Sunday, August 17, 2014

Pucker up!

I have quite a bit of canning to catch up on.  Seems like this year, other aspects of life have been continually cropping up. But now it seems like I'll be in the eye of the storm a bit, so I'm resolving to catch up.  Or at least reduce the backlog.  Hence, you'll see the next few weeks bring a group of pickling posts.  Not that this is a bad thing, as August is high canning season.

I'm the only one in my house who eats pickles.  At least so far, as I'm trying to acclimate the little guy to them.  In France they say children will like anything if they try it enough.  I hope they're right.

Nalls has pickling cukes right now. For any pickles you make, you'll want to use the same guidelines for choosing the good ones.  Look for small, very firm ones, with prominent bumps.  Like this one:

I make two kinds of pickles.  The first is a classic Kosher dill, and the second ones are sweet and spicy.

The dill pickles are the easiest.  I have a large Fado jar which starts being used when the cukes first appear and stays in use until the last pickle of the year is eaten.  Start off putting 2-3 sprigs of fresh dill in the bottom of a dishwasher-sanitized jar.  Take 2 or so (to taste) garlic cloves, halve, and toss in with 2-3 black peppercorns.  Cut the tips off the cukes, wash them thoroughly, and pack the jar halfway.  You can leave small cukes whole, cut them into spears, or slice disks, whatever your preference.  Add more dill, garlic and peppercorns, the rest of the cukes, and a final round of dill, garlic, and peppercorns.

Photo via
Make the brine.  I use distilled water just to be sure about the salt level.  For each cup of water, add a teaspoon of Kosher salt and a tablespoon of white vinegar.  Microwave the water a bit if necessary to get the salt to dissolve.  Cover the cukes completely with brine, and leave the jar on the counter at room temperature.  You'll see bubbles form, that's the fermentation taking place.  Remember to "burp" the jar a couple of times a day.  After a couple of days, taste one.  When they're as sour as you like, put the jar in the fridge.

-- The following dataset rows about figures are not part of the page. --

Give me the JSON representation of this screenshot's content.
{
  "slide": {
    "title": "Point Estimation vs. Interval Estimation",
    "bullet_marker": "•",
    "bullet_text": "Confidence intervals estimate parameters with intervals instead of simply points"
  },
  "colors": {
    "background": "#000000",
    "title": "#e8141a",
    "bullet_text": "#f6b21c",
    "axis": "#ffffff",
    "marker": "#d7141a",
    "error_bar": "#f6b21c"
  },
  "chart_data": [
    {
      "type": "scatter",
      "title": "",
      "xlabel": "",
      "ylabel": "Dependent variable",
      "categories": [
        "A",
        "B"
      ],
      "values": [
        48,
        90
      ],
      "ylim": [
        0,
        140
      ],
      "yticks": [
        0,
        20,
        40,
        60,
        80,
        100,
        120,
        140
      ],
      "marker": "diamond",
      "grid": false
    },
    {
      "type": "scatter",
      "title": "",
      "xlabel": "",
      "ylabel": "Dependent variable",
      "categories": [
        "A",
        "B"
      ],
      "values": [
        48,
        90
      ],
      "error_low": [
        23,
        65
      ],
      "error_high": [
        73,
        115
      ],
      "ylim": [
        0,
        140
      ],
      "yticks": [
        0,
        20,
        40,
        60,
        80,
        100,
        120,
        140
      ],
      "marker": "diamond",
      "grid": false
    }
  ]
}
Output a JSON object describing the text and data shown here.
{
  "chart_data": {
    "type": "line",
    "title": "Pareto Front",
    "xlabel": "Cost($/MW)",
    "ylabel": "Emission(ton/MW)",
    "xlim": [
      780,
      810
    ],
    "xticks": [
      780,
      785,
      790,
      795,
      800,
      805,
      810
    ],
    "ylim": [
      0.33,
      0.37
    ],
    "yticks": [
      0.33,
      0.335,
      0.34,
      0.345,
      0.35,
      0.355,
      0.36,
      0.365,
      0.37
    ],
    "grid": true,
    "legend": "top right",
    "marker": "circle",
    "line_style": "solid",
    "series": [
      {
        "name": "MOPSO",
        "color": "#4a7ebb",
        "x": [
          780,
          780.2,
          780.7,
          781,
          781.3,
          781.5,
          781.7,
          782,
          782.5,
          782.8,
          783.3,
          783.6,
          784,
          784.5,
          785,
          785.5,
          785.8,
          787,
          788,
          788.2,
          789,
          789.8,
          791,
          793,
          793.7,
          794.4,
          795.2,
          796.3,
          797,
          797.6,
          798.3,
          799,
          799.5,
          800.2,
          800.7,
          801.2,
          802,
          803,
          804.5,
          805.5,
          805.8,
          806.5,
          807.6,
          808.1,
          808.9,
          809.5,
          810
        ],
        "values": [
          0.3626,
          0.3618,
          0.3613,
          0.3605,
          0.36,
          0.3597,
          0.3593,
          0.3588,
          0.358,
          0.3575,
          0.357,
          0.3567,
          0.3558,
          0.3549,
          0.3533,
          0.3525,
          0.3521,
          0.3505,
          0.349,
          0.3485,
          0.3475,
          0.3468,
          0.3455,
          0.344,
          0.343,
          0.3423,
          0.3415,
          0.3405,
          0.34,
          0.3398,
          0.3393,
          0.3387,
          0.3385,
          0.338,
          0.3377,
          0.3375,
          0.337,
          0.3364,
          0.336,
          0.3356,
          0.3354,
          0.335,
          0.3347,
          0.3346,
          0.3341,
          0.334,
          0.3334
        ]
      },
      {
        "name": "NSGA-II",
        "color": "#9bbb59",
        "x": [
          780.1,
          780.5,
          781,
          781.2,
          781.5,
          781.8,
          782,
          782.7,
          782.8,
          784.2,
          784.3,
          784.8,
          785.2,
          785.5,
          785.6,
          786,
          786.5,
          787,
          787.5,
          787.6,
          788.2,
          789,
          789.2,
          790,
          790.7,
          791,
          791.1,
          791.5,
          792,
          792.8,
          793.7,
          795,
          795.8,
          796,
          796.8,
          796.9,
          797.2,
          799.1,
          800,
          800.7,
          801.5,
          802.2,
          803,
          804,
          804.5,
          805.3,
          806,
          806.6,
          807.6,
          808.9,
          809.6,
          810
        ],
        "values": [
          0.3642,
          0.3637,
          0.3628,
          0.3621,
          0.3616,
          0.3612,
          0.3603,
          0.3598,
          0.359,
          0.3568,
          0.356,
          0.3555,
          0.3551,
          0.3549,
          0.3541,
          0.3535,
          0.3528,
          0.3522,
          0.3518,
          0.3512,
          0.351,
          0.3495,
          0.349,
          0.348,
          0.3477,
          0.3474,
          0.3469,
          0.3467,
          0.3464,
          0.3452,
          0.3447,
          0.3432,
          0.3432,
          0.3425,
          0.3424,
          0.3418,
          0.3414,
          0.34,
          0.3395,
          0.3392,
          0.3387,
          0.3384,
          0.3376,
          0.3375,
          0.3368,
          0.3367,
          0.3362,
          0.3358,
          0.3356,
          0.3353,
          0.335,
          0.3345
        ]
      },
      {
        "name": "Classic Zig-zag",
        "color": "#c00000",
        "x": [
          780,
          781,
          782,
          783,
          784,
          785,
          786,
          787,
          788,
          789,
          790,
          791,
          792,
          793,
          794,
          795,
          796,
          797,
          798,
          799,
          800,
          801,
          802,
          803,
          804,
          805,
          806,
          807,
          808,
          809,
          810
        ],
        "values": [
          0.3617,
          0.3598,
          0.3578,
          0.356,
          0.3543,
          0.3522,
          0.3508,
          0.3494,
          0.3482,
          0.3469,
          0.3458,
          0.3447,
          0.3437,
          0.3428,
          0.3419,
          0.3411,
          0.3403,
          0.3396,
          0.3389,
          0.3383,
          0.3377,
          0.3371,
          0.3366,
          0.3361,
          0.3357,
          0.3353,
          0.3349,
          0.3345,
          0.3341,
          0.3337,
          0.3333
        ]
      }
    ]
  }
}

When my jar is half empty, I fill the bottom with more cukes.  When the brine starts getting cloudy, I change out the jar's contents.

Photo via Food Network
The sweet and spicy pickles are made with this recipe.  A word of caution on this.  I usually like spicy, the recipe as-is makes WAY HOT pickles.  I usually use about a third of the peppers.  I haven't had a lot of luck getting those peppers at stores around Alexandria, but Penzey's in Falls Church is a reliable source.

As other veggies come into season, we'll talk about more creative pickling.  Meanwhile, pucker up and enjoy!